A new class of rhomboid protease inhibitors discovered by activity-based fluorescence polarization.

Rhomboids are intramembrane serine proteases that play diverse biological roles, including some that are of potential therapeutical relevance. Up to date, rhomboid inhibitor assays are based on protein substrate cleavage. Although rhomboids have an overlapping substrate specificity, substrates cannot be used universally. To overcome the need for substrates, we developed a screening assay using fluorescence polarization activity-based protein profiling (FluoPol ABPP) that is compatible with membrane proteases.
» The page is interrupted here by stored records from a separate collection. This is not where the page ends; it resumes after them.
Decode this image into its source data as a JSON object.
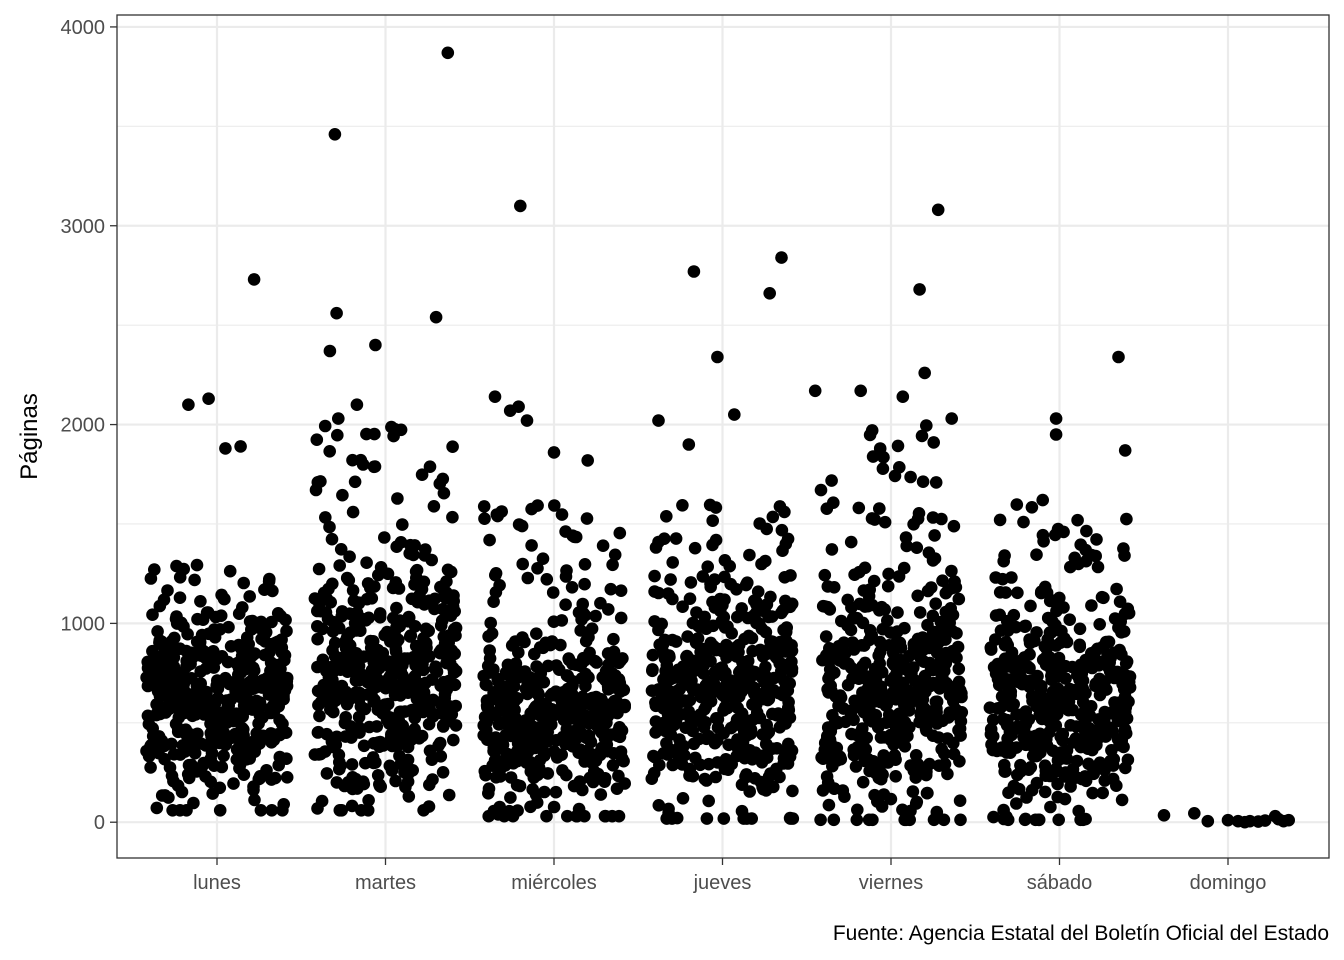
{
  "chart_data": {
    "type": "scatter",
    "subtype": "jitter strip plot",
    "title": "",
    "xlabel": "",
    "ylabel": "Páginas",
    "caption": "Fuente: Agencia Estatal del Boletín Oficial del Estado",
    "categories": [
      "lunes",
      "martes",
      "miércoles",
      "jueves",
      "viernes",
      "sábado",
      "domingo"
    ],
    "ylim": [
      -180,
      4060
    ],
    "yticks": [
      0,
      1000,
      2000,
      3000,
      4000
    ],
    "ytick_labels": [
      "0",
      "1000",
      "2000",
      "3000",
      "4000"
    ],
    "grid": true,
    "legend": "none",
    "point_color": "#000000",
    "series": [
      {
        "category": "lunes",
        "points_approx": 450,
        "typical_range": [
          100,
          1300
        ],
        "median_approx": 580,
        "outliers": [
          [
            0.05,
            1880
          ],
          [
            -0.17,
            2100
          ],
          [
            -0.05,
            2130
          ],
          [
            0.14,
            1890
          ],
          [
            0.22,
            2730
          ]
        ]
      },
      {
        "category": "martes",
        "points_approx": 470,
        "typical_range": [
          100,
          2000
        ],
        "median_approx": 700,
        "outliers": [
          [
            -0.29,
            2560
          ],
          [
            -0.33,
            2370
          ],
          [
            -0.17,
            2100
          ],
          [
            -0.06,
            2400
          ],
          [
            0.3,
            2540
          ],
          [
            -0.3,
            3460
          ],
          [
            0.37,
            3870
          ],
          [
            -0.28,
            2030
          ]
        ]
      },
      {
        "category": "miércoles",
        "points_approx": 470,
        "typical_range": [
          50,
          1600
        ],
        "median_approx": 520,
        "outliers": [
          [
            -0.35,
            2140
          ],
          [
            -0.26,
            2070
          ],
          [
            -0.21,
            2090
          ],
          [
            -0.2,
            3100
          ],
          [
            0.0,
            1860
          ],
          [
            0.2,
            1820
          ],
          [
            -0.16,
            2020
          ]
        ]
      },
      {
        "category": "jueves",
        "points_approx": 460,
        "typical_range": [
          30,
          1600
        ],
        "median_approx": 600,
        "outliers": [
          [
            -0.38,
            2020
          ],
          [
            -0.17,
            2770
          ],
          [
            -0.03,
            2340
          ],
          [
            0.07,
            2050
          ],
          [
            0.28,
            2660
          ],
          [
            0.35,
            2840
          ],
          [
            -0.2,
            1900
          ]
        ]
      },
      {
        "category": "viernes",
        "points_approx": 470,
        "typical_range": [
          20,
          2000
        ],
        "median_approx": 600,
        "outliers": [
          [
            -0.45,
            2170
          ],
          [
            -0.18,
            2170
          ],
          [
            0.07,
            2140
          ],
          [
            0.17,
            2680
          ],
          [
            0.28,
            3080
          ],
          [
            0.36,
            2030
          ],
          [
            0.2,
            2260
          ]
        ]
      },
      {
        "category": "sábado",
        "points_approx": 450,
        "typical_range": [
          20,
          1600
        ],
        "median_approx": 560,
        "outliers": [
          [
            -0.02,
            2030
          ],
          [
            -0.02,
            1950
          ],
          [
            0.35,
            2340
          ],
          [
            0.39,
            1870
          ],
          [
            -0.1,
            1620
          ]
        ]
      },
      {
        "category": "domingo",
        "points": [
          [
            -0.38,
            35
          ],
          [
            -0.2,
            45
          ],
          [
            -0.12,
            5
          ],
          [
            0.0,
            10
          ],
          [
            0.06,
            5
          ],
          [
            0.1,
            0
          ],
          [
            0.13,
            5
          ],
          [
            0.18,
            3
          ],
          [
            0.22,
            8
          ],
          [
            0.28,
            30
          ],
          [
            0.3,
            15
          ],
          [
            0.33,
            5
          ],
          [
            0.36,
            10
          ]
        ]
      }
    ]
  }
}
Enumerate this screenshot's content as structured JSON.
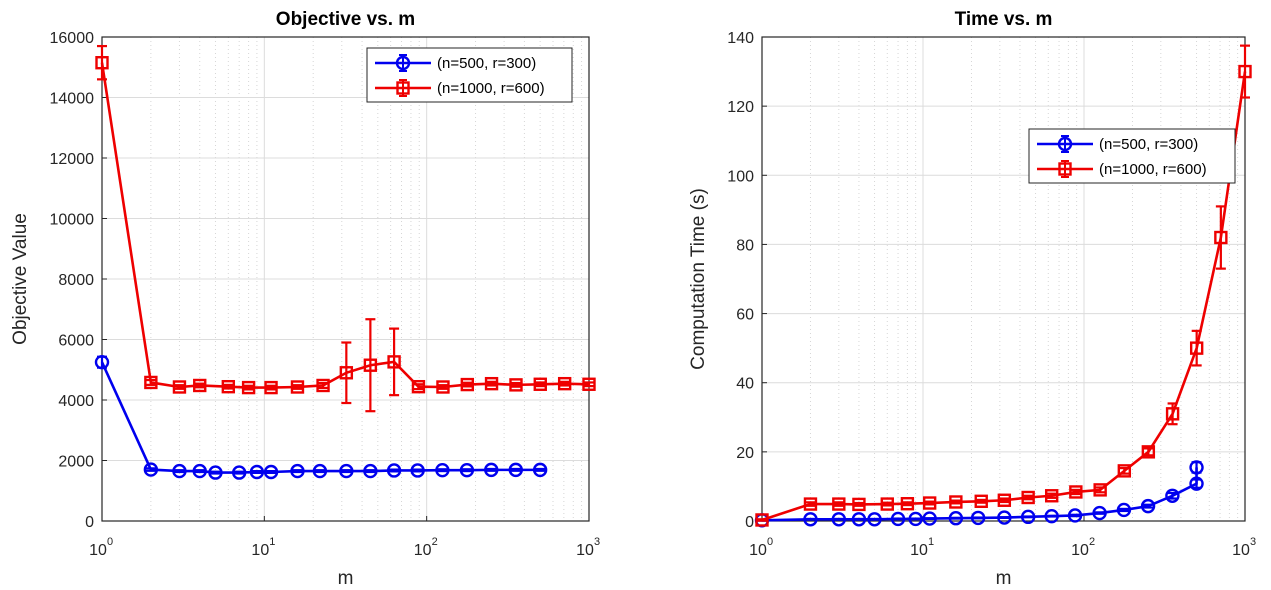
{
  "chart_data": [
    {
      "type": "line",
      "title": "Objective vs. m",
      "xlabel": "m",
      "ylabel": "Objective Value",
      "xscale": "log",
      "xlim": [
        1,
        1000
      ],
      "ylim": [
        0,
        16000
      ],
      "xticks": [
        1,
        10,
        100,
        1000
      ],
      "yticks": [
        0,
        2000,
        4000,
        6000,
        8000,
        10000,
        12000,
        14000,
        16000
      ],
      "ytick_labels": [
        "0",
        "2000",
        "4000",
        "6000",
        "8000",
        "10000",
        "12000",
        "14000",
        "16000"
      ],
      "legend_position": "top-right",
      "grid": true,
      "series": [
        {
          "name": "(n=500, r=300)",
          "color": "#0000ee",
          "marker": "circle",
          "x": [
            1,
            2,
            3,
            4,
            5,
            7,
            9,
            11,
            16,
            22,
            32,
            45,
            63,
            88,
            125,
            177,
            250,
            354,
            500
          ],
          "y": [
            5250,
            1700,
            1650,
            1650,
            1600,
            1600,
            1620,
            1620,
            1650,
            1650,
            1650,
            1650,
            1670,
            1670,
            1680,
            1680,
            1690,
            1690,
            1690
          ],
          "err": [
            180,
            40,
            30,
            30,
            30,
            30,
            30,
            30,
            30,
            30,
            30,
            30,
            30,
            30,
            30,
            30,
            30,
            30,
            30
          ]
        },
        {
          "name": "(n=1000, r=600)",
          "color": "#ee0000",
          "marker": "square",
          "x": [
            1,
            2,
            3,
            4,
            6,
            8,
            11,
            16,
            23,
            32,
            45,
            63,
            89,
            126,
            178,
            251,
            355,
            501,
            708,
            1000
          ],
          "y": [
            15150,
            4580,
            4430,
            4480,
            4440,
            4410,
            4410,
            4430,
            4480,
            4900,
            5150,
            5260,
            4440,
            4430,
            4510,
            4540,
            4500,
            4520,
            4540,
            4520
          ],
          "err": [
            550,
            80,
            60,
            60,
            60,
            60,
            60,
            60,
            80,
            1000,
            1520,
            1100,
            80,
            60,
            60,
            60,
            60,
            60,
            60,
            60
          ]
        }
      ]
    },
    {
      "type": "line",
      "title": "Time vs. m",
      "xlabel": "m",
      "ylabel": "Computation Time (s)",
      "xscale": "log",
      "xlim": [
        1,
        1000
      ],
      "ylim": [
        0,
        140
      ],
      "xticks": [
        1,
        10,
        100,
        1000
      ],
      "yticks": [
        0,
        20,
        40,
        60,
        80,
        100,
        120,
        140
      ],
      "ytick_labels": [
        "0",
        "20",
        "40",
        "60",
        "80",
        "100",
        "120",
        "140"
      ],
      "legend_position": "upper-right",
      "grid": true,
      "series": [
        {
          "name": "(n=500, r=300)",
          "color": "#0000ee",
          "marker": "circle",
          "x": [
            1,
            2,
            3,
            4,
            5,
            7,
            9,
            11,
            16,
            22,
            32,
            45,
            63,
            88,
            125,
            177,
            250,
            354,
            500
          ],
          "y": [
            0.2,
            0.5,
            0.5,
            0.5,
            0.5,
            0.6,
            0.6,
            0.7,
            0.8,
            0.9,
            1.0,
            1.2,
            1.4,
            1.6,
            2.3,
            3.2,
            4.3,
            7.3,
            10.8
          ],
          "err": [
            0.1,
            0.1,
            0.1,
            0.1,
            0.1,
            0.1,
            0.1,
            0.1,
            0.1,
            0.1,
            0.1,
            0.1,
            0.1,
            0.2,
            0.2,
            0.3,
            0.4,
            0.8,
            1.2
          ],
          "extra_point": {
            "x": 500,
            "y": 15.5,
            "err": 1.5
          }
        },
        {
          "name": "(n=1000, r=600)",
          "color": "#ee0000",
          "marker": "square",
          "x": [
            1,
            2,
            3,
            4,
            6,
            8,
            11,
            16,
            23,
            32,
            45,
            63,
            89,
            126,
            178,
            251,
            355,
            501,
            708,
            1000
          ],
          "y": [
            0.3,
            4.9,
            4.9,
            4.8,
            4.9,
            5.0,
            5.2,
            5.5,
            5.7,
            6.0,
            6.8,
            7.3,
            8.4,
            9.0,
            14.5,
            20.0,
            31.0,
            50.0,
            82.0,
            130.0
          ],
          "err": [
            0.2,
            0.5,
            0.5,
            0.4,
            0.4,
            0.4,
            0.4,
            0.4,
            0.4,
            0.5,
            0.5,
            0.6,
            0.6,
            0.7,
            0.8,
            1.0,
            3.0,
            5.0,
            9.0,
            7.5
          ]
        }
      ]
    }
  ]
}
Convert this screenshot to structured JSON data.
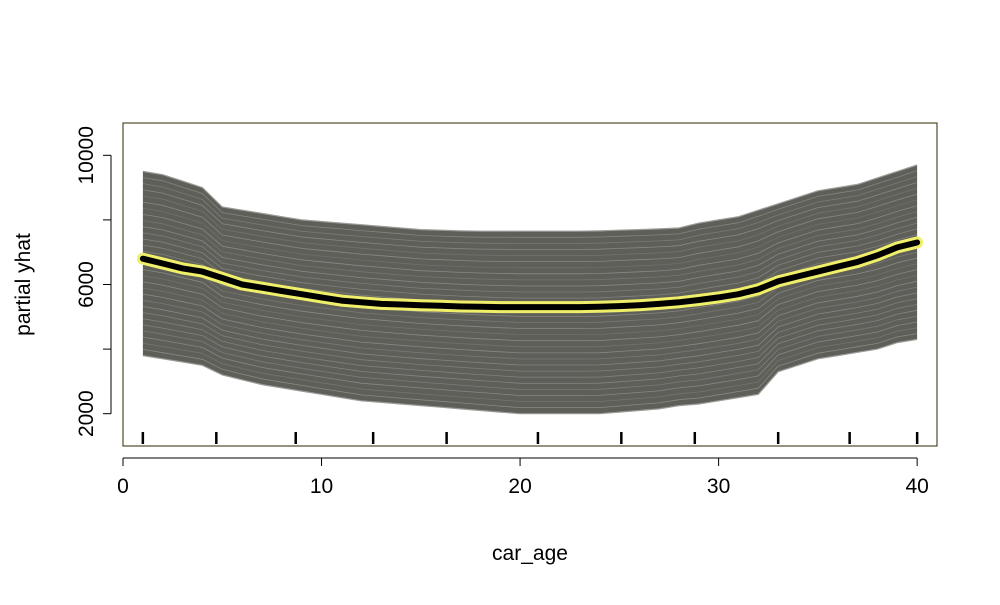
{
  "chart_data": {
    "type": "line",
    "title": "",
    "xlabel": "car_age",
    "ylabel": "partial yhat",
    "xlim": [
      0,
      41
    ],
    "ylim": [
      1000,
      11000
    ],
    "x_ticks": [
      0,
      10,
      20,
      30,
      40
    ],
    "y_ticks": [
      2000,
      6000,
      10000
    ],
    "grid": false,
    "legend": "none",
    "colors": {
      "ice_lines": "#6b6b6b",
      "ice_band": "#5f5f5a",
      "pdp_line": "#000000",
      "pdp_halo": "#f0ef6a",
      "frame": "#4f4a2a"
    },
    "rug": [
      1,
      4.7,
      8.7,
      12.6,
      16.3,
      20.9,
      25.1,
      28.8,
      33,
      36.6,
      40
    ],
    "series": [
      {
        "role": "pdp",
        "x": [
          1,
          2,
          3,
          4,
          5,
          6,
          7,
          8,
          9,
          10,
          11,
          12,
          13,
          14,
          15,
          16,
          17,
          18,
          19,
          20,
          21,
          22,
          23,
          24,
          25,
          26,
          27,
          28,
          29,
          30,
          31,
          32,
          33,
          34,
          35,
          36,
          37,
          38,
          39,
          40
        ],
        "y": [
          6800,
          6650,
          6500,
          6400,
          6200,
          6000,
          5900,
          5800,
          5700,
          5600,
          5500,
          5450,
          5400,
          5380,
          5360,
          5340,
          5320,
          5310,
          5300,
          5300,
          5300,
          5300,
          5300,
          5310,
          5330,
          5360,
          5400,
          5450,
          5520,
          5600,
          5700,
          5850,
          6100,
          6250,
          6400,
          6550,
          6700,
          6900,
          7150,
          7300
        ]
      },
      {
        "role": "ice-upper-envelope",
        "x": [
          1,
          2,
          3,
          4,
          5,
          6,
          7,
          8,
          9,
          10,
          11,
          12,
          13,
          14,
          15,
          16,
          17,
          18,
          19,
          20,
          21,
          22,
          23,
          24,
          25,
          26,
          27,
          28,
          29,
          30,
          31,
          32,
          33,
          34,
          35,
          36,
          37,
          38,
          39,
          40
        ],
        "y": [
          9500,
          9400,
          9200,
          9000,
          8400,
          8300,
          8200,
          8100,
          8000,
          7950,
          7900,
          7850,
          7800,
          7750,
          7700,
          7680,
          7660,
          7650,
          7650,
          7650,
          7650,
          7650,
          7650,
          7660,
          7680,
          7700,
          7720,
          7750,
          7900,
          8000,
          8100,
          8300,
          8500,
          8700,
          8900,
          9000,
          9100,
          9300,
          9500,
          9700
        ]
      },
      {
        "role": "ice-lower-envelope",
        "x": [
          1,
          2,
          3,
          4,
          5,
          6,
          7,
          8,
          9,
          10,
          11,
          12,
          13,
          14,
          15,
          16,
          17,
          18,
          19,
          20,
          21,
          22,
          23,
          24,
          25,
          26,
          27,
          28,
          29,
          30,
          31,
          32,
          33,
          34,
          35,
          36,
          37,
          38,
          39,
          40
        ],
        "y": [
          3800,
          3700,
          3600,
          3500,
          3200,
          3050,
          2900,
          2800,
          2700,
          2600,
          2500,
          2400,
          2350,
          2300,
          2250,
          2200,
          2150,
          2100,
          2050,
          2000,
          2000,
          2000,
          2000,
          2000,
          2050,
          2100,
          2150,
          2250,
          2300,
          2400,
          2500,
          2600,
          3300,
          3500,
          3700,
          3800,
          3900,
          4000,
          4200,
          4300
        ]
      }
    ]
  }
}
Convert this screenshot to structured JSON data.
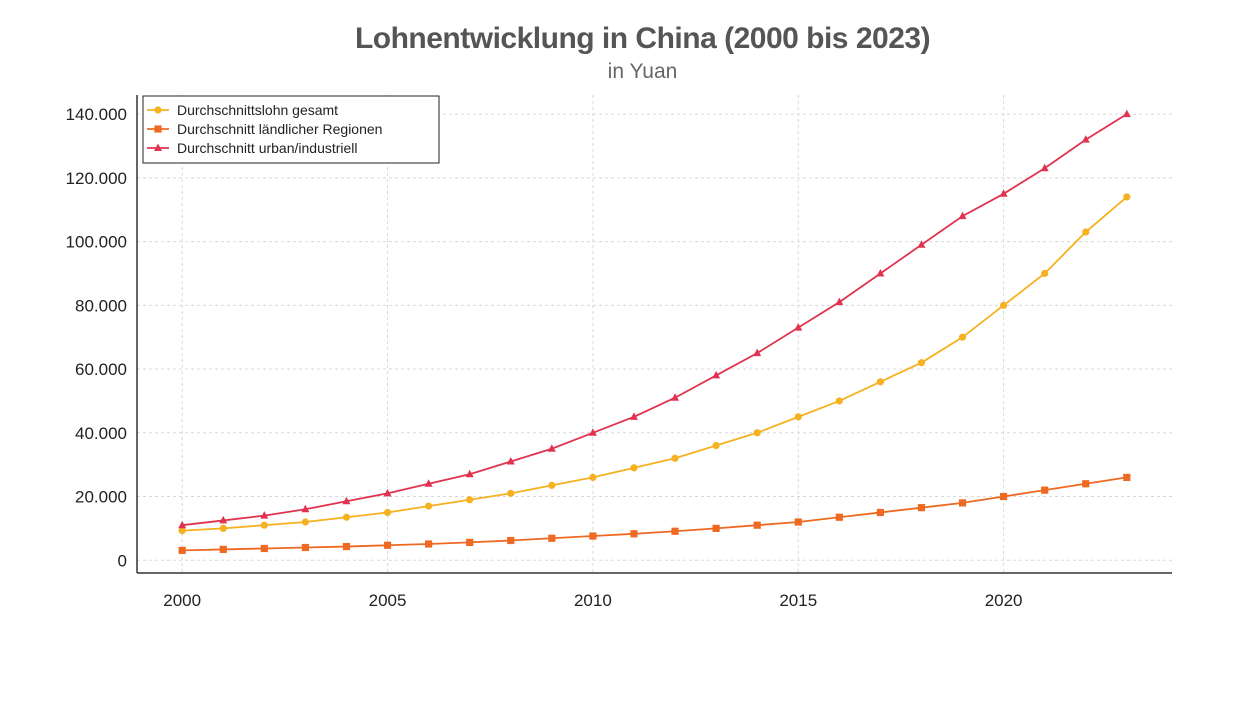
{
  "chart_data": {
    "type": "line",
    "title": "Lohnentwicklung in China (2000 bis 2023)",
    "subtitle": "in Yuan",
    "xlabel": "",
    "ylabel": "",
    "xlim": [
      1998.9,
      2024.1
    ],
    "ylim": [
      -4000,
      146000
    ],
    "x_ticks": [
      2000,
      2005,
      2010,
      2015,
      2020
    ],
    "x_tick_labels": [
      "2000",
      "2005",
      "2010",
      "2015",
      "2020"
    ],
    "y_ticks": [
      0,
      20000,
      40000,
      60000,
      80000,
      100000,
      120000,
      140000
    ],
    "y_tick_labels": [
      "0",
      "20.000",
      "40.000",
      "60.000",
      "80.000",
      "100.000",
      "120.000",
      "140.000"
    ],
    "grid": true,
    "legend_position": "top-left",
    "x": [
      2000,
      2001,
      2002,
      2003,
      2004,
      2005,
      2006,
      2007,
      2008,
      2009,
      2010,
      2011,
      2012,
      2013,
      2014,
      2015,
      2016,
      2017,
      2018,
      2019,
      2020,
      2021,
      2022,
      2023
    ],
    "series": [
      {
        "name": "Durchschnittslohn gesamt",
        "color": "#f5b120",
        "marker": "circle",
        "values": [
          9300,
          10000,
          11000,
          12000,
          13500,
          15000,
          17000,
          19000,
          21000,
          23500,
          26000,
          29000,
          32000,
          36000,
          40000,
          45000,
          50000,
          56000,
          62000,
          70000,
          80000,
          90000,
          103000,
          114000
        ]
      },
      {
        "name": "Durchschnitt ländlicher Regionen",
        "color": "#ee6a23",
        "marker": "square",
        "values": [
          3100,
          3400,
          3700,
          4000,
          4300,
          4700,
          5100,
          5600,
          6200,
          6900,
          7600,
          8300,
          9100,
          10000,
          11000,
          12000,
          13500,
          15000,
          16500,
          18000,
          20000,
          22000,
          24000,
          26000
        ]
      },
      {
        "name": "Durchschnitt urban/industriell",
        "color": "#e0334f",
        "marker": "triangle",
        "values": [
          11000,
          12500,
          14000,
          16000,
          18500,
          21000,
          24000,
          27000,
          31000,
          35000,
          40000,
          45000,
          51000,
          58000,
          65000,
          73000,
          81000,
          90000,
          99000,
          108000,
          115000,
          123000,
          132000,
          140000
        ]
      }
    ]
  }
}
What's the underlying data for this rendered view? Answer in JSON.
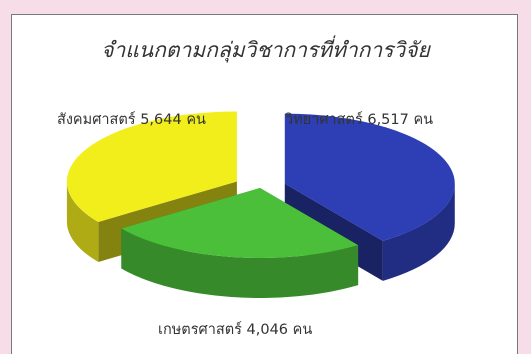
{
  "chart_data": {
    "type": "pie",
    "title": "จำแนกตามกลุ่มวิชาการที่ทำการวิจัย",
    "slices": [
      {
        "label": "วิทยาศาสตร์ 6,517 คน",
        "value": 6517,
        "color": "#2e3fb5",
        "exploded": true
      },
      {
        "label": "เกษตรศาสตร์ 4,046 คน",
        "value": 4046,
        "color": "#4bbf3a",
        "exploded": false
      },
      {
        "label": "สังคมศาสตร์ 5,644 คน",
        "value": 5644,
        "color": "#f2ee1c",
        "exploded": true
      }
    ],
    "style": "3d-exploded"
  }
}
With FluoPol ABPP, we identified new inhibitors for the E. coli rhomboid GlpG. Among these was a structural class that has not yet been reported as rhomboid inhibitors: ß-lactones. They form covalent and irreversible complexes with the active site serine of GlpG. The presence of alkyne handles on the ß-lactones also allowed activity-based labeling. Overall, these molecules represent a new scaffold for future inhibitor and activity-based probe development, whereas the assay will allow inhibitor screening of ill-characterized membrane proteases.